Denkmal  

 

Denkmale der Alliierten in Berlin - Großbritannien

Residenz des Britischen Stadtkommandanten

Ehem. Villa Lemm

  • Villa Lemm; Foto: Wolfgang Bittner
    Villa Lemm; Foto: Wolfgang Bittner
  • Villa Lemm, Garten; Foto: Wolfgang Bittner
    Villa Lemm, Garten; Foto: Wolfgang Bittner
  • Villa Lemm, Gartenpavillon; Foto: Wolfgang Bittner
    Villa Lemm, Gartenpavillon; Foto: Wolfgang Bittner

Rothenbücherweg 2/4 in Spandau, Ortsteil Gatow
Bauzeit/-geschichte: 1907-08 von Max Werner, Gartenerweiterung 1912-13 von Ludwig Späth


Die Villa Lemm gilt als eines der schönsten und bedeutendsten großbürgerlichen Anwesen Berlins und war von 1945 bis 1990 die Residenz des britischen Stadtkommandanten. Das villenartige Landhaus ist in einen großzügig angelegten 24.000 Quadratmeter einnehmenden Garten, der sich zum westlichen Havelufer erstreckt, eingebettet.

Die im englischen Landhausstil errichtete Villa ist ein zweigeschossiger Bau mit einem in das hochaufragende Mansarddach eingefügten Obergeschoss. Die symmetrisch aufgebaute Gartenfassade hat als Mittelmotiv eine sich vorwölbende Veranda, die im Obergeschoss eine Terrasse vor einem Zwerchgiebel ausbildet. Im Erdgeschoss ist ihr eine Terrasse mit Freitreppe vorgelagert. In den Hausecken stehen schräg gestellte Erkerausbauten. Den Eingang bildet ein der nördlichen Fassade vorgelagerter Anbau. Die Haupteinfahrt zum Gelände erfolgt über das parallel zur Straße gelegene Pförtnerhaus.

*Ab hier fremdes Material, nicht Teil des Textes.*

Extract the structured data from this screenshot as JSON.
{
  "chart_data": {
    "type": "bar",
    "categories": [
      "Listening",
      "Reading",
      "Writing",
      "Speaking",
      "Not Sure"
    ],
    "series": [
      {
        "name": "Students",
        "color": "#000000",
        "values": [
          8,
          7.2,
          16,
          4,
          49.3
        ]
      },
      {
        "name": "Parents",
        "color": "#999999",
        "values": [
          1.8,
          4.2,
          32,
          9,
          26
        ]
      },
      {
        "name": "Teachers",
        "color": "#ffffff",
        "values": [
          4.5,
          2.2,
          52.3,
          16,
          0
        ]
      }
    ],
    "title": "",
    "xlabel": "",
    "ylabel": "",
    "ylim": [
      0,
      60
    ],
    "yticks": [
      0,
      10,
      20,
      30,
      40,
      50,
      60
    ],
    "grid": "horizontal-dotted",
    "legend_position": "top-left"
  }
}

Das Landhaus mit Nebengebäuden und Garten wurden 1907-08 nach den Plänen Max Werners für den Fabrikanten Otto Lemm errichtet. Das Anwesen steht in der Tradition der englischen Landschaftsgärten des ausgehenden 19. Jahrhunderts und repräsentiert den Wandel des Dorfes Gatow zum Villenvorort Berlins.

1912-13 wurde der Garten durch eine von oberitalienischen Villengärten inspirierte Terrassenanlage im Stil der Neorenaissance ergänzt. Sie entsprach ganz dem Zeitgeschmack und wurde von Ludwig Späth konzipiert. Neben einem Palmenhaus wurden ein Wasserbecken, eine Kegelbahn und ein Tennisplatz hinzugefügt. Die Freiflächen wurden mit zahlreichen Skulpturen und Plastiken geschmückt.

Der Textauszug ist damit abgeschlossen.